Continual learning (CL) aims to equip models with the ability to learn from a stream of tasks without forgetting previous knowledge. With the progress of vision-language models like Contrastive Language-Image Pre-training (CLIP), their promise for CL has attracted increasing attention due to their strong generalizability. However, the potential of rich textual semantic priors in CLIP in addressing the stability-plasticity dilemma remains underexplored. During backbone training, most approaches transfer past knowledge without considering semantic relevance, leading to interference from unrelated tasks that disrupt the balance between stability and plasticity. Besides, while text-based classifiers provide strong generalization, they suffer from limited plasticity due to the inherent modality gap in CLIP. Visual classifiers help bridge this gap, but their prototypes lack rich and precise semantics. To address these challenges, we propose Semantic-Enriched Continual Adaptation (SECA), a unified framework that harnesses the anti-forgetting and structured nature of textual priors to guide semantic-aware knowledge transfer in the backbone and reinforce the semantic structure of the visual classifier. Specifically, a Semantic-Guided Adaptive Knowledge Transfer (SG-AKT) module is proposed to assess new images' relevance to diverse historical visual knowledge via textual cues, and aggregate relevant knowledge in an instance-adaptive manner as distillation signals. Moreover, a Semantic-Enhanced Visual Prototype Refinement (SE-VPR) module is introduced to refine visual prototypes using inter-class semantic relations captured in class-wise textual embeddings.
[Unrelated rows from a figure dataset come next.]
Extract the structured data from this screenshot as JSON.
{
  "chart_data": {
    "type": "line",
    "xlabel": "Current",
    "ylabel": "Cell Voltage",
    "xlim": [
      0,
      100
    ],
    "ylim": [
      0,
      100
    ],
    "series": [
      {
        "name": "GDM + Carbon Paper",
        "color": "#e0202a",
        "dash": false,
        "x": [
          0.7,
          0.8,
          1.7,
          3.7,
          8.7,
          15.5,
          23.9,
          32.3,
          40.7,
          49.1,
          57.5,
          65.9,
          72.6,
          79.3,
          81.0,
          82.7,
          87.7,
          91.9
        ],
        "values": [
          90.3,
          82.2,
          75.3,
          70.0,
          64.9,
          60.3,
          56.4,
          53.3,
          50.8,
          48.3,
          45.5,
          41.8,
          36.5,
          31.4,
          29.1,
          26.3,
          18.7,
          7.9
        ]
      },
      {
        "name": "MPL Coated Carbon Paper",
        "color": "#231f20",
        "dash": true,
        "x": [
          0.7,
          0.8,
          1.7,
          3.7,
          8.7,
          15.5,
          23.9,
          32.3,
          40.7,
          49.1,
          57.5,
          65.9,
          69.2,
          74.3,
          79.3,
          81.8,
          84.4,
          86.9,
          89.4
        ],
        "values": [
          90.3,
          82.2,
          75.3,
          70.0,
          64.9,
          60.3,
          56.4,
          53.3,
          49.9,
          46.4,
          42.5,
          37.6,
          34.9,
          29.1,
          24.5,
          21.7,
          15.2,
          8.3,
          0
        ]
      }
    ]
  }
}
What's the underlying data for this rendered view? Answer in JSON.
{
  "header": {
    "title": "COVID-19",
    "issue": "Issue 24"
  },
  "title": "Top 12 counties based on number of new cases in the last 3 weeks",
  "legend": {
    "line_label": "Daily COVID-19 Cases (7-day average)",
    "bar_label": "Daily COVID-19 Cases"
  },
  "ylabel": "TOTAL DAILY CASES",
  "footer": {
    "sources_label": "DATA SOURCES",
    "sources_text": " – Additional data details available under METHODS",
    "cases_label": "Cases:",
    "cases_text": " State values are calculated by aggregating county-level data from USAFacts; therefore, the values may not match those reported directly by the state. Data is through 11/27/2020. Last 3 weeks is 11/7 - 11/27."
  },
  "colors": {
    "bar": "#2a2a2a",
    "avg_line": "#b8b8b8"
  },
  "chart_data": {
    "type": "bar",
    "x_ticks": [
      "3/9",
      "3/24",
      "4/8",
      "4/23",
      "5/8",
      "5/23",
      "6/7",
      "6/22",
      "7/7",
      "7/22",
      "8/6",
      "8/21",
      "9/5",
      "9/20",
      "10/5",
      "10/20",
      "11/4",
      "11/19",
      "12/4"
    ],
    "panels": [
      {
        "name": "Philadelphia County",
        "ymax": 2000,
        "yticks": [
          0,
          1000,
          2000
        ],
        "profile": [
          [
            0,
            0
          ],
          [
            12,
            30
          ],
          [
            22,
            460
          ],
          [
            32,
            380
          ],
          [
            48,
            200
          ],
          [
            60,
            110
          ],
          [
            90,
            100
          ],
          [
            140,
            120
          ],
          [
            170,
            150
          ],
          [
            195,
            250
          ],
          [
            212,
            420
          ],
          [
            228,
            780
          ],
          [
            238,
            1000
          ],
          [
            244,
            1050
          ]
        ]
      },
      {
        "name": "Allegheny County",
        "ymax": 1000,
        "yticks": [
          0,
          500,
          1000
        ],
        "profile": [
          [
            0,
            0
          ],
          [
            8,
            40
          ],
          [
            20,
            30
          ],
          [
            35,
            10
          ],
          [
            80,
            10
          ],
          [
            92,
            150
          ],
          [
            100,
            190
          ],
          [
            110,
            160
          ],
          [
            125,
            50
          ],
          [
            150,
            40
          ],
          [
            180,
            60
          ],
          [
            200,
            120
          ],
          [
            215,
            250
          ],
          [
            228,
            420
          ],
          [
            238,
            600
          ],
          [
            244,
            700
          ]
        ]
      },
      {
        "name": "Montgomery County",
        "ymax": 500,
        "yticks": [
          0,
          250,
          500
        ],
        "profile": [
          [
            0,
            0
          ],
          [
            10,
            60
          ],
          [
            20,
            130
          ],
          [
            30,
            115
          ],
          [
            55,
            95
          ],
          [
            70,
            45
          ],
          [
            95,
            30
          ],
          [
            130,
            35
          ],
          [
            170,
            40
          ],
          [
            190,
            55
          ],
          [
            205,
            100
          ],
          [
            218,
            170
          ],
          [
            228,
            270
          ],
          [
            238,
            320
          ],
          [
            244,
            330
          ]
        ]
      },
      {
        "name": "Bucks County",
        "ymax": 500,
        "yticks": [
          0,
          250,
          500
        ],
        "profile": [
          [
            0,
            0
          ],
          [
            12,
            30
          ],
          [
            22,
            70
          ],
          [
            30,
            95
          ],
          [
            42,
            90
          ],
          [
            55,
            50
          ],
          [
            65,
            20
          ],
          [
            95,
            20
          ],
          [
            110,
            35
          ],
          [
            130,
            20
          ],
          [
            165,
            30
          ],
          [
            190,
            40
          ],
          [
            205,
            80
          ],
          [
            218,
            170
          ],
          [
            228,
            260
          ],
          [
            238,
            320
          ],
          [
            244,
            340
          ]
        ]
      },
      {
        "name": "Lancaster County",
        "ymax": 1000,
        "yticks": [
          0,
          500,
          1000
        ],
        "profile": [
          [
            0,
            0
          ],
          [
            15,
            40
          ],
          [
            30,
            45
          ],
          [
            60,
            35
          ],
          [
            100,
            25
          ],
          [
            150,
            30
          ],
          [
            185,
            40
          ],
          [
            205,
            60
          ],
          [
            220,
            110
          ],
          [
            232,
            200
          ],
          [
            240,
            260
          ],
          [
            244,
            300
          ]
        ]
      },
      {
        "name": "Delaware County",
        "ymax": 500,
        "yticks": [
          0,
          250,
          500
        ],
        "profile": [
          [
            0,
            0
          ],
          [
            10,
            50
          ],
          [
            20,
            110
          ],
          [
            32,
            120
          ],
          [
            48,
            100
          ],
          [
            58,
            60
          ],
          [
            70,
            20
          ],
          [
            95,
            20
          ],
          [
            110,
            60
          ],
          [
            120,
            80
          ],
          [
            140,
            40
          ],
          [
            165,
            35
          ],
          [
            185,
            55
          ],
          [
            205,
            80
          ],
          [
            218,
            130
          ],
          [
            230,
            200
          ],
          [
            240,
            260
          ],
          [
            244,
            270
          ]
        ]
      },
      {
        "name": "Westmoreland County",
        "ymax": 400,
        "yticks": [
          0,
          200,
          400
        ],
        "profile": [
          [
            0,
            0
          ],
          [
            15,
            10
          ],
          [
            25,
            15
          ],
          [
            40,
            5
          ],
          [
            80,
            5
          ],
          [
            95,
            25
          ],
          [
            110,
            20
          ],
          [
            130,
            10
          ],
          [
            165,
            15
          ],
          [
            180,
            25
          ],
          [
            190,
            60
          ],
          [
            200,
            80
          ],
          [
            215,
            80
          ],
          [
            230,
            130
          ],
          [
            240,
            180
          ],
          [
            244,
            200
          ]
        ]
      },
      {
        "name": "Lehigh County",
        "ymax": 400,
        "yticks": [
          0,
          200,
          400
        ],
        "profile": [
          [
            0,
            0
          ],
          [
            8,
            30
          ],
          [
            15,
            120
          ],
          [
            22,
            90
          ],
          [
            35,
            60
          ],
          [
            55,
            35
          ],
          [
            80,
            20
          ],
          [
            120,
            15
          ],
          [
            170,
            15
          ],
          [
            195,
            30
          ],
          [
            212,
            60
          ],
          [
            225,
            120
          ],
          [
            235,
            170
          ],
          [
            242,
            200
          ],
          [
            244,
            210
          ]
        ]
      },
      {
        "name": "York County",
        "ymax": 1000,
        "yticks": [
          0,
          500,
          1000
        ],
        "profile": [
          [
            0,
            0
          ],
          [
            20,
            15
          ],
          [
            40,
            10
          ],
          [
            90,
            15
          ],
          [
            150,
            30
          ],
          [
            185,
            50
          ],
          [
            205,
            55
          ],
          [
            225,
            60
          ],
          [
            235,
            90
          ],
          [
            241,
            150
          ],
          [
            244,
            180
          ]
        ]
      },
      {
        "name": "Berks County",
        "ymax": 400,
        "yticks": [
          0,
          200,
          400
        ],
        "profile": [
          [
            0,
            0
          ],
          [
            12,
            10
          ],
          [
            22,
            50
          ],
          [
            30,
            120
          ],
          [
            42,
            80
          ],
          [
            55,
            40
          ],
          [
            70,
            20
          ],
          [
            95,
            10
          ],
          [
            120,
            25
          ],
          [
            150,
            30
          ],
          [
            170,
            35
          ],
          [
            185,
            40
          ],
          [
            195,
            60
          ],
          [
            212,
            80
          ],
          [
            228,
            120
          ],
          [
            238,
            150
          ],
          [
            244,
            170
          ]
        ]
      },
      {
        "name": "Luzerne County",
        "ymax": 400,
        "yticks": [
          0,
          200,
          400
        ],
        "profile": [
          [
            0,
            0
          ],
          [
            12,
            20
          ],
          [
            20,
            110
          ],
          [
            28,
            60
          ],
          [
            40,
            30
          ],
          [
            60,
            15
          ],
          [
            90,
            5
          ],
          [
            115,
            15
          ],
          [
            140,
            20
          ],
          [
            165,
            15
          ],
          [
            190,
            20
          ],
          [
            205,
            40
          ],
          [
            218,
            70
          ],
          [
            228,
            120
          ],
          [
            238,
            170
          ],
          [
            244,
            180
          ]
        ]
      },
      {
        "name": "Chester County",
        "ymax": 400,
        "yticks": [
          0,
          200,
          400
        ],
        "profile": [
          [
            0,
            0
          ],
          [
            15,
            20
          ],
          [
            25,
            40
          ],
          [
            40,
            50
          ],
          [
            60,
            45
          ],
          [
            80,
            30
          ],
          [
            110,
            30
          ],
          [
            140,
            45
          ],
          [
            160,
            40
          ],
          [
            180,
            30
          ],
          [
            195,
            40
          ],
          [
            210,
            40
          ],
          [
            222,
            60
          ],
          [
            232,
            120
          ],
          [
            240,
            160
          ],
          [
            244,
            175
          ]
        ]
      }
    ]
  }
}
Extensive experiments on multiple benchmarks validate the effectiveness of our approach.

Paper Structure

This paper contains 13 sections, 19 equations, 3 figures, 5 tables.

Figures (3)

  • Figure 1: (a) Existing methods exhibit limited stability-plasticity trade-offs due to the unrelated knowledge transfer in backbone and the modality gap in classifier. (b) Our SECA leverage textual priors to (1) prioritize transferring relevant knowledge (Dog classes) when learning new classes (Cat), and (2) inject semantic relations into the visual classifier to bridge the modality gap, improving this trade-off.
  • Figure 2: Overall framework. Our SECA is composed of two novel components: (a) The SG-AKT module that utilizes textual semantic vectors to aggregates relevant visual representations from a pool of historical adapters for distillation; (b) The SE-VPR module that leverages inter-class semantic relationships to refine CLIP prototypes, constructing a powerful visual-side classifier.
  • Figure 3: Model performances under different pool sizes $\vert \mathcal{P} \vert$ and temperatures $\tau'$.